Honey’s music has received critical acclaim and sees airplay on CBC, Radio-Canada, AM800, CTV, SiriusXM, Folk Roots Radio, and more across Canada, the US, UK, Germany, Australia and the Netherlands. Her over 20k+ fans online are very happy she left her government career to pursue music full-time. She performs regularly on-line with her series “Honey In Your Coffee” and streams almost every live venue performance. Her belief that music gets you through life and her commitment to helping people feel less alone by sharing life through song connects people across the world to support each other. Her campaign last year to touch those suffering with grief through the holidays with her song and video “Snowflakes On My Eyelashes” and the French counterpart garnered over 1.5 million views, but most importantly connected people grieving from all over the world. It’s no wonder that the video for “Snowflakes On My Eyelashes” was a finalist in the UK Songwriting Contest.
As a graduate of the Berklee College of Music Professional Singer-Songwriter Certificate Program, Honey regularly makes the nine hour drive from Ontario, Canada to songwriting workshops in Nashville where she has been mentored by icons like Beth Nielsen Chapman (who contributes backup vocals to Honey’s “Snowflakes On My Eyelashes”), Mike Reid (“I Can’t Make You Love Me”), Mary Gauthier (“Mercy Now”), Verlon Thompson (“Boats to Build”), Gretchen Peters (“Independence Day”) and Jonatha Brooke (“Put the Gun Down”).

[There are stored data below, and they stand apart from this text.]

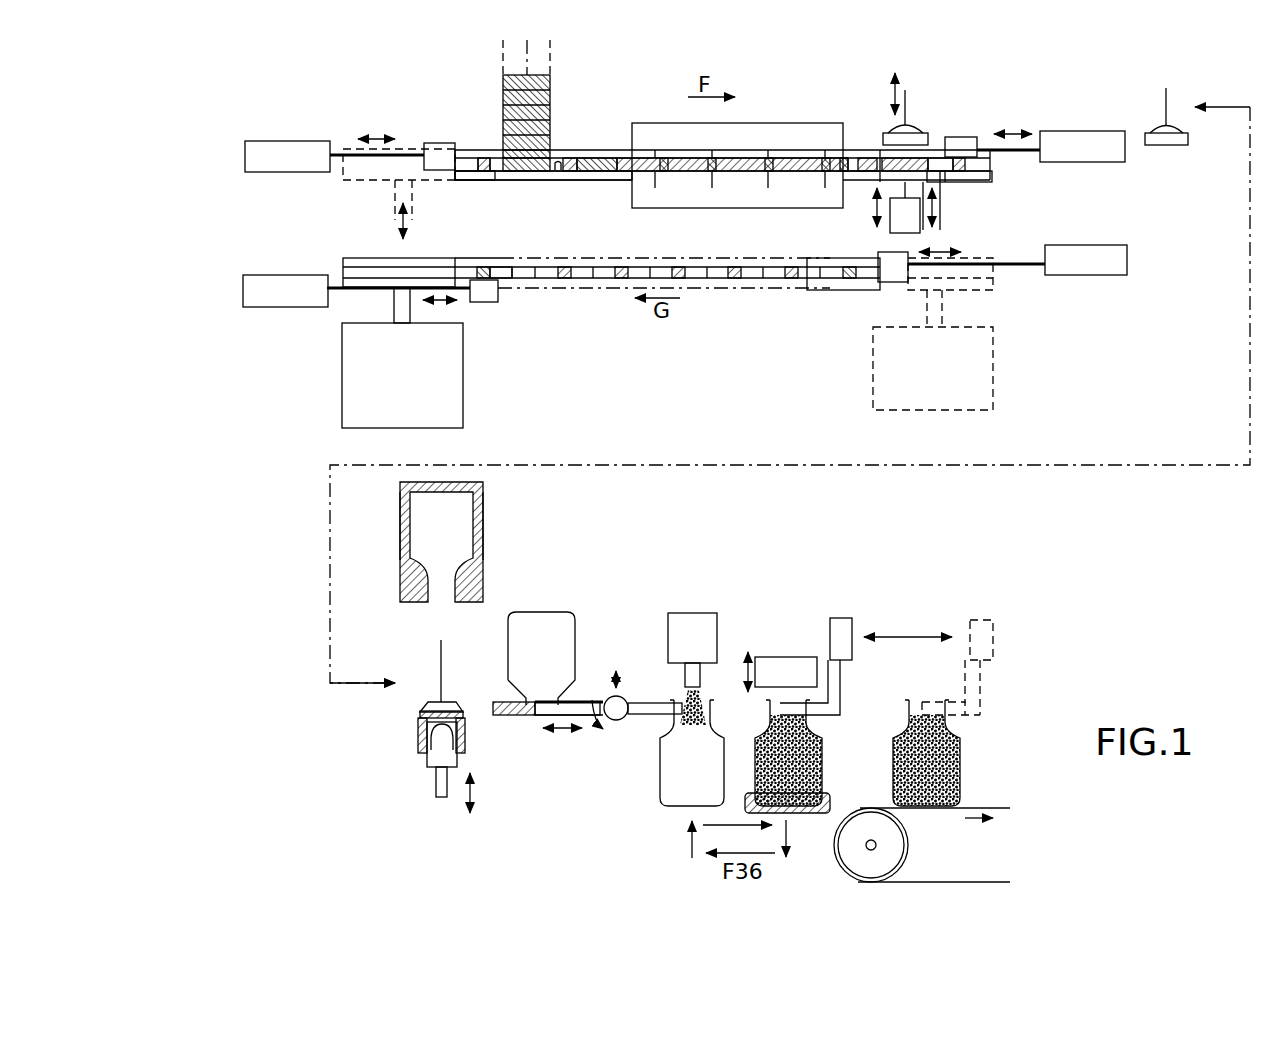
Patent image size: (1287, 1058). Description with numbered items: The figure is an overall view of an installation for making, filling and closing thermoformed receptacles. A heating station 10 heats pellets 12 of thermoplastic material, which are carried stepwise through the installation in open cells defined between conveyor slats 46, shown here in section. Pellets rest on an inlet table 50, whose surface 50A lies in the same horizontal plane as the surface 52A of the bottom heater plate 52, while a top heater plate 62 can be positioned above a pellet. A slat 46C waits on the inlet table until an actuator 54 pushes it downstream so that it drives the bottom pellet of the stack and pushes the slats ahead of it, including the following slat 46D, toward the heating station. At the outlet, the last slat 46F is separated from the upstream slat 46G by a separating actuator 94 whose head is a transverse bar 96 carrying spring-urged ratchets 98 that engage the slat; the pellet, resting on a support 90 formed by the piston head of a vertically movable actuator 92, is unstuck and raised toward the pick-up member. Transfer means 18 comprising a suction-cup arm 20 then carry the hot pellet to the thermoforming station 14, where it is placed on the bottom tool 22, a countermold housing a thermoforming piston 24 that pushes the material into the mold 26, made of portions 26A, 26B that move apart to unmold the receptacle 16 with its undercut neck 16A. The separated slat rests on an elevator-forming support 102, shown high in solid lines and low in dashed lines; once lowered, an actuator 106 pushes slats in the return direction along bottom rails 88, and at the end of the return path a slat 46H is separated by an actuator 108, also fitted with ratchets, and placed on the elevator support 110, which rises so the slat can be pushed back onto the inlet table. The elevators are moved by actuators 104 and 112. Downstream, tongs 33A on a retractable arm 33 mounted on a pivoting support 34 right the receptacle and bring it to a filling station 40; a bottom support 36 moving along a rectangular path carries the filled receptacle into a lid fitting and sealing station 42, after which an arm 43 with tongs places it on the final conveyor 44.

The heating station 10 is at (672, 108).
The pellet 12 is at (503, 96).
The thermoforming station 14 is at (346, 480).
The receptacle 16 is at (549, 611).
The neck 16A is at (524, 703).
The transfer means 18 is at (950, 97).
The suction-cup arm 20 is at (894, 127).
The bottom tool 22 is at (466, 732).
The thermoforming piston 24 is at (437, 758).
The thermoforming mold 26 is at (405, 588).
The mold portion 26A is at (483, 528).
The mold portion 26B is at (401, 531).
The retractable arm 33 is at (577, 701).
The tongs 33A is at (544, 715).
The pivotally mounted support 34 is at (620, 714).
The bottom support 36 is at (832, 805).
The filling station 40 is at (697, 628).
The lid fitting and sealing station 42 is at (784, 665).
The arm with tongs 43 is at (978, 690).
The final conveyor 44 is at (840, 862).
The conveyor slat 46 is at (772, 280).
The conveyor slat in waiting position 46C is at (482, 158).
The belt segment 46D is at (566, 157).
The downstream conveyor slat 46F is at (975, 164).
The upstream conveyor slat 46G is at (862, 157).
The conveyor slat at end of return path 46H is at (503, 270).
The inlet table 50 is at (586, 182).
The inlet table surface 50A is at (558, 173).
The bottom heater plate 52 is at (741, 190).
The bottom heater plate surface 52A is at (676, 172).
The actuator 54 is at (312, 120).
The top heater plate 62 is at (771, 133).
The longitudinal rail 88 is at (467, 176).
The support 90 is at (873, 177).
The actuator 92 is at (900, 226).
The separating actuator 94 is at (1086, 128).
The transverse bar 96 is at (962, 137).
The ratchets 98 is at (476, 270).
The elevator support 102 is at (951, 182).
The actuator 104 is at (883, 362).
The actuator 106 is at (1127, 262).
The actuator 108 is at (243, 293).
The elevator support 110 is at (367, 183).
The actuator 112 is at (461, 383).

Honey is a member of the Americana Music Association, Songwriter’s Association of Canada (SAC), Nashville Songwriter’s Association International, and Canadian Country Music Association. She co-ordinates the SAC’s Leamington & Windsor Regional Writer’s Group mentoring other songwriters, has showcased at the Texas Songwriters Symposium four years in a row, as well as at the NSAI Tin Pan North Festival, Hugh’s Room, the WinterFolk Blues and Roots Festival in Toronto, the Kingsville Folk Music Festival, and the Folk Music Ontario conference. Her music and songwriting have not only taken her through Canada and the U.S but to the U.K., Switzerland, and Italy.
She continues to co-write with other artists, aiming to have her music recorded by fellow performers and licensed for TV. “If I could get a song on Grey’s Anatomy or another TV or Netflix series, that would be cool,” she laughs. “But really, I just want to keep going, writing better songs. I’m finally a songwriter and I know I’ll do this the rest of my life.”